What an odd choice by Debbie Wasserperson Schultz,
chairwomanperson of the Democratic Party. With all the
consequential things going on in America and the world, why invite
such an inconsequential personage as Charlie Crist to speak on the
final night of the Democratic convention? Why such a lightweight by
any measure, just before such heavyweights as the Democrats have?
Can the party be that hard-up for speakers?
I guess the charm for Democrats is that Crist, who was a RINO
during his single term as Florida’s governor, and then became an
independent because he couldn’t keep up with Marco Rubio in the
Republican Senate primary in 2010, has endorsed Obama for
re-election and has said a bunch of glowing, downright fantastical
stuff about him. Veteran Charlie-watchers in Florida expect Crist
to register Democrat and run in 2014 against current Republican
governor Rick Scott, who is more popular than dandruff, but barely.
Republican to Democrat cross-dressing is rare these days, so this
was undoubtedly Charlie’s ticket to speak.
Crist’s six-minute witnessing for Obama was mostly fluff, as his
speeches mostly are. There were the usual clichés about “common
sense solutions” and “finding common ground” with no specifics
about which solutions or what common ground on what. Crist wore out
these dreary tropes in the 2010 Senate race and lost to Rubio by 20
points.
And Democrats should be skeptical about the few designative
things he did say. Crist has a long history of saying one thing
before doing something else, and holding such fluid positions on
issues that it’s a challenge for him to remember where he stands on
anything on any given day.
Crist stiffed Florida Republicans who had donated to his Senate
campaign in 2010 by bolting the party, turning in his remaining
conservative positions in for new liberal ones, and running against
Rubio as an independent. This after saying repeatedly, including
once on Fox News Sunday in late winter of 2010, that he
would not leave the Republican Party and run as an independent.
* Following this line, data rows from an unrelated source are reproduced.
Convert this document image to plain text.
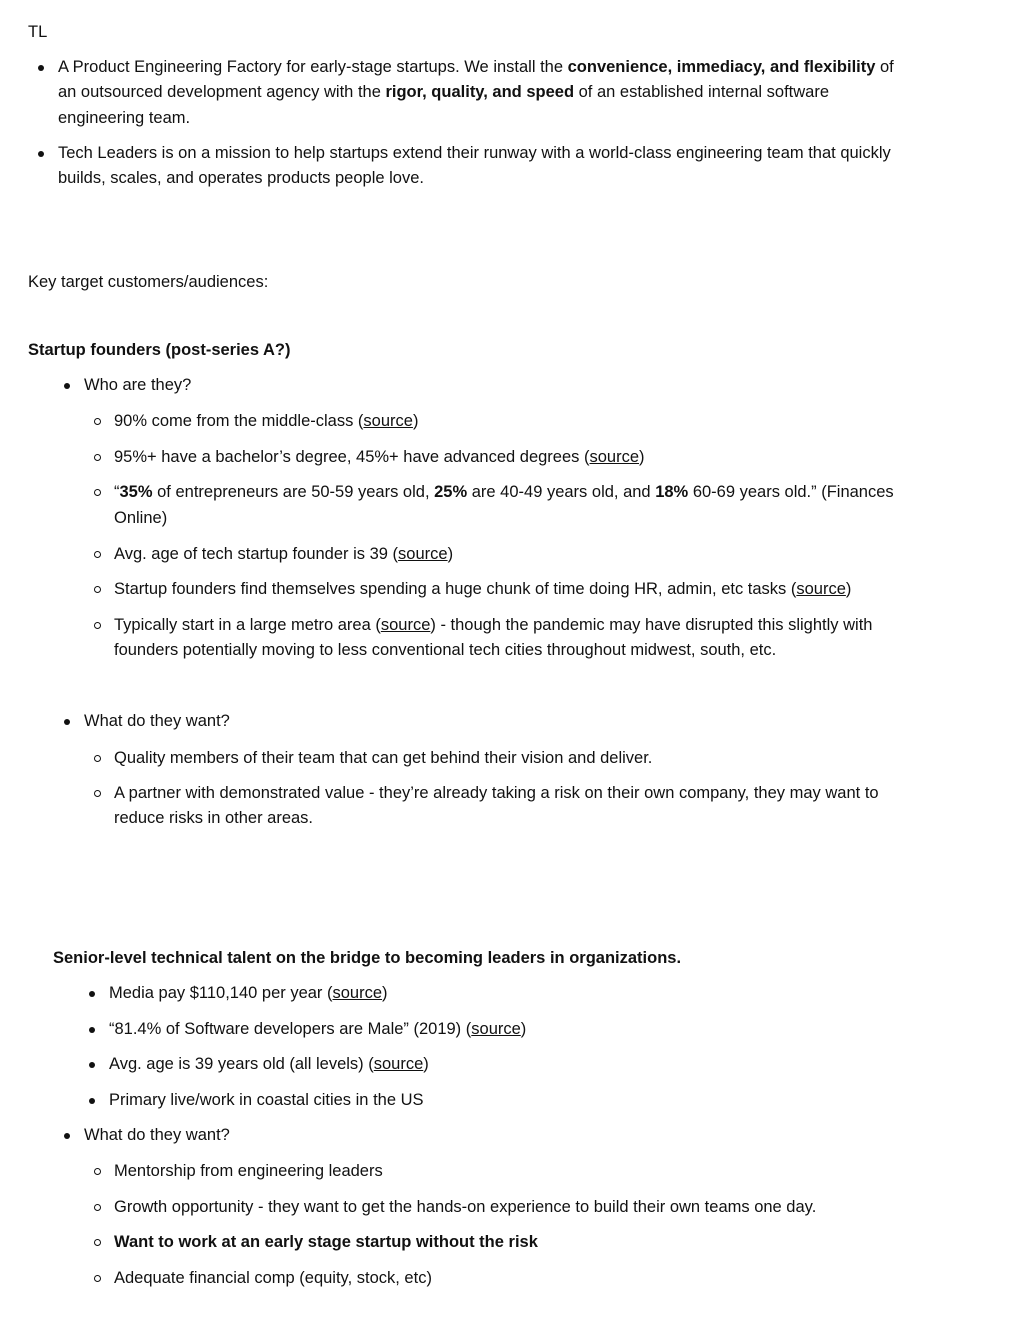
TL
A Product Engineering Factory for early-stage startups. We install the convenience, immediacy, and flexibility of
an outsourced development agency with the rigor, quality, and speed of an established internal software
engineering team.
Tech Leaders is on a mission to help startups extend their runway with a world-class engineering team that quickly
builds, scales, and operates products people love.
Key target customers/audiences:
Startup founders (post-series A?)
Who are they?
90% come from the middle-class (source)
95%+ have a bachelor’s degree, 45%+ have advanced degrees (source)
“35% of entrepreneurs are 50-59 years old, 25% are 40-49 years old, and 18% 60-69 years old.” (Finances
Online)
Avg. age of tech startup founder is 39 (source)
Startup founders find themselves spending a huge chunk of time doing HR, admin, etc tasks (source)
Typically start in a large metro area (source) - though the pandemic may have disrupted this slightly with
founders potentially moving to less conventional tech cities throughout midwest, south, etc.
What do they want?
Quality members of their team that can get behind their vision and deliver.
A partner with demonstrated value - they’re already taking a risk on their own company, they may want to
reduce risks in other areas.
Senior-level technical talent on the bridge to becoming leaders in organizations.
Media pay $110,140 per year (source)
“81.4% of Software developers are Male” (2019) (source)
Avg. age is 39 years old (all levels) (source)
Primary live/work in coastal cities in the US
What do they want?
Mentorship from engineering leaders
Growth opportunity - they want to get the hands-on experience to build their own teams one day.
Want to work at an early stage startup without the risk
Adequate financial comp (equity, stock, etc)
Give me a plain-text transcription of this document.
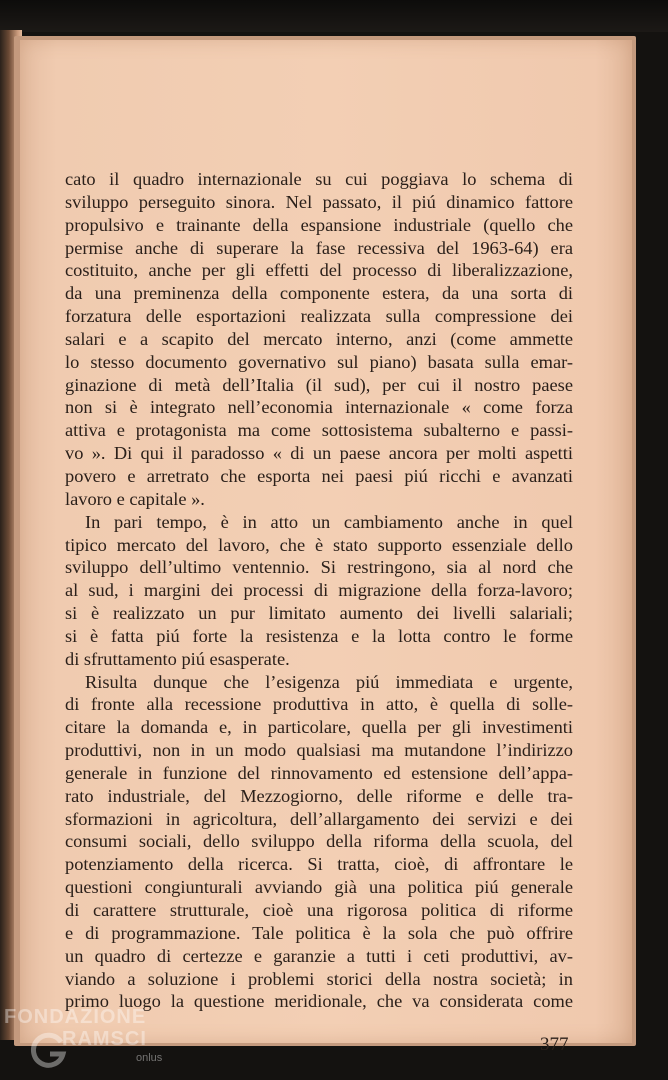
cato il quadro internazionale su cui poggiava lo schema di
sviluppo perseguito sinora. Nel passato, il piú dinamico fattore
propulsivo e trainante della espansione industriale (quello che
permise anche di superare la fase recessiva del 1963-64) era
costituito, anche per gli effetti del processo di liberalizzazione,
da una preminenza della componente estera, da una sorta di
forzatura delle esportazioni realizzata sulla compressione dei
salari e a scapito del mercato interno, anzi (come ammette
lo stesso documento governativo sul piano) basata sulla emar-
ginazione di metà dell’Italia (il sud), per cui il nostro paese
non si è integrato nell’economia internazionale « come forza
attiva e protagonista ma come sottosistema subalterno e passi-
vo ». Di qui il paradosso « di un paese ancora per molti aspetti
povero e arretrato che esporta nei paesi piú ricchi e avanzati
lavoro e capitale ».
In pari tempo, è in atto un cambiamento anche in quel
tipico mercato del lavoro, che è stato supporto essenziale dello
sviluppo dell’ultimo ventennio. Si restringono, sia al nord che
al sud, i margini dei processi di migrazione della forza-lavoro;
si è realizzato un pur limitato aumento dei livelli salariali;
si è fatta piú forte la resistenza e la lotta contro le forme
di sfruttamento piú esasperate.
Risulta dunque che l’esigenza piú immediata e urgente,
di fronte alla recessione produttiva in atto, è quella di solle-
citare la domanda e, in particolare, quella per gli investimenti
produttivi, non in un modo qualsiasi ma mutandone l’indirizzo
generale in funzione del rinnovamento ed estensione dell’appa-
rato industriale, del Mezzogiorno, delle riforme e delle tra-
sformazioni in agricoltura, dell’allargamento dei servizi e dei
consumi sociali, dello sviluppo della riforma della scuola, del
potenziamento della ricerca. Si tratta, cioè, di affrontare le
questioni congiunturali avviando già una politica piú generale
di carattere strutturale, cioè una rigorosa politica di riforme
e di programmazione. Tale politica è la sola che può offrire
un quadro di certezze e garanzie a tutti i ceti produttivi, av-
viando a soluzione i problemi storici della nostra società; in
primo luogo la questione meridionale, che va considerata come
377
FONDAZIONE
RAMSCI
onlus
Crist is well and truly loathed among the conservative Republican
base in Florida for these high jinks. And Florida Democrats have no
reason to believe Crist won’t stiff them as well when he finds it
expedient to do so.
Charlie dragged Ronald Reagan in on his makeover scam, quoting,
in reverse, the old cowpoke’s explanation of why he became a
Republican. “I didn’t leave the Republican Party — it left me,”
Crist said. He even trotted out that recent canard that even the
normally acute Jeb Bush has fallen for, that “Ronald Reagan would
have been too moderate, too reasonable for today’s GOP.”
Those paying even minimal attention are entitled to wonder about
Crist’s conversion. Take a look at some of the things Crist was
saying, not years ago, but in 2010 when he was trying to
out-conservative Rubio in the Republican primary: Crist continually
referred to himself as a “Ronald Reagan conservative.” He said he
thought Sarah Palin was a great VP pick. After catching flack for
saying he was for Obama’s 786 billion stimulus slush fund, he said
he was against it and said Obama was a profligate spender. He said
he was pro-life and pro-gun. “You can’t get more conservative than
me,” he said at campaign stops.
Barely two years later, Crist is whooping up a party that is
anti-gun, incontinent in its spending, and considered Sarah Palin a
threat to the republic when she was on the Republican ticket. He’s
hamming it up about how the very positions he held two years ago
are now “extreme.”
Florida Republicans are having fun at Charlie’s expense. Rubio,
who whomped Charlie in the 2010 Senate race, joked that Charlie is
“running out of parties” to join. Republican Party of Florida
Chairman Lenny Curry called Crist “a crass opportunist” who is
little more than a “political ladder climber.” One who can’t decide
which ladder to climb.
“You can’t make up Charlie Crist,” Jeb Bush said on a recent
appearance on Fox Business News. “He’s unique. He’s organized his
life around his personal ambition and ran in a primary where he was
the odds-on favorite, but didn’t offer a compelling reason to be
elected to the Senate. Marco Rubio cleaned his clock and beat him
in the general and now he’s trying to find a way to get back into
the political game.”
There is some evidence that Florida Democrats don’t believe that
Charlie is born again. Even if he is, they aren’t keen on letting
him start at the top. Several party luminaries have said there are
plenty of “real Democrats” available to run against Scott in
2014.
Former State Senator from Gainesville, Rod Smith, now chairman
of the Florida Democratic Party, who wasn’t even told Crist would
be speaking at the convention, told the Miami Herald, “If
he wants to join our church, he’ll be welcome in the congregation,
but that doesn’t mean he’ll be preacher. He might not even be the
choir director. He’ll have a lot of ‘splainin’ to do.”
So perhaps Charlie’s excellent new political arrangement is not
a true marriage, but just a six-minute late summer romance. Even
so, what was Debbie Wasserperson Schultz thinking?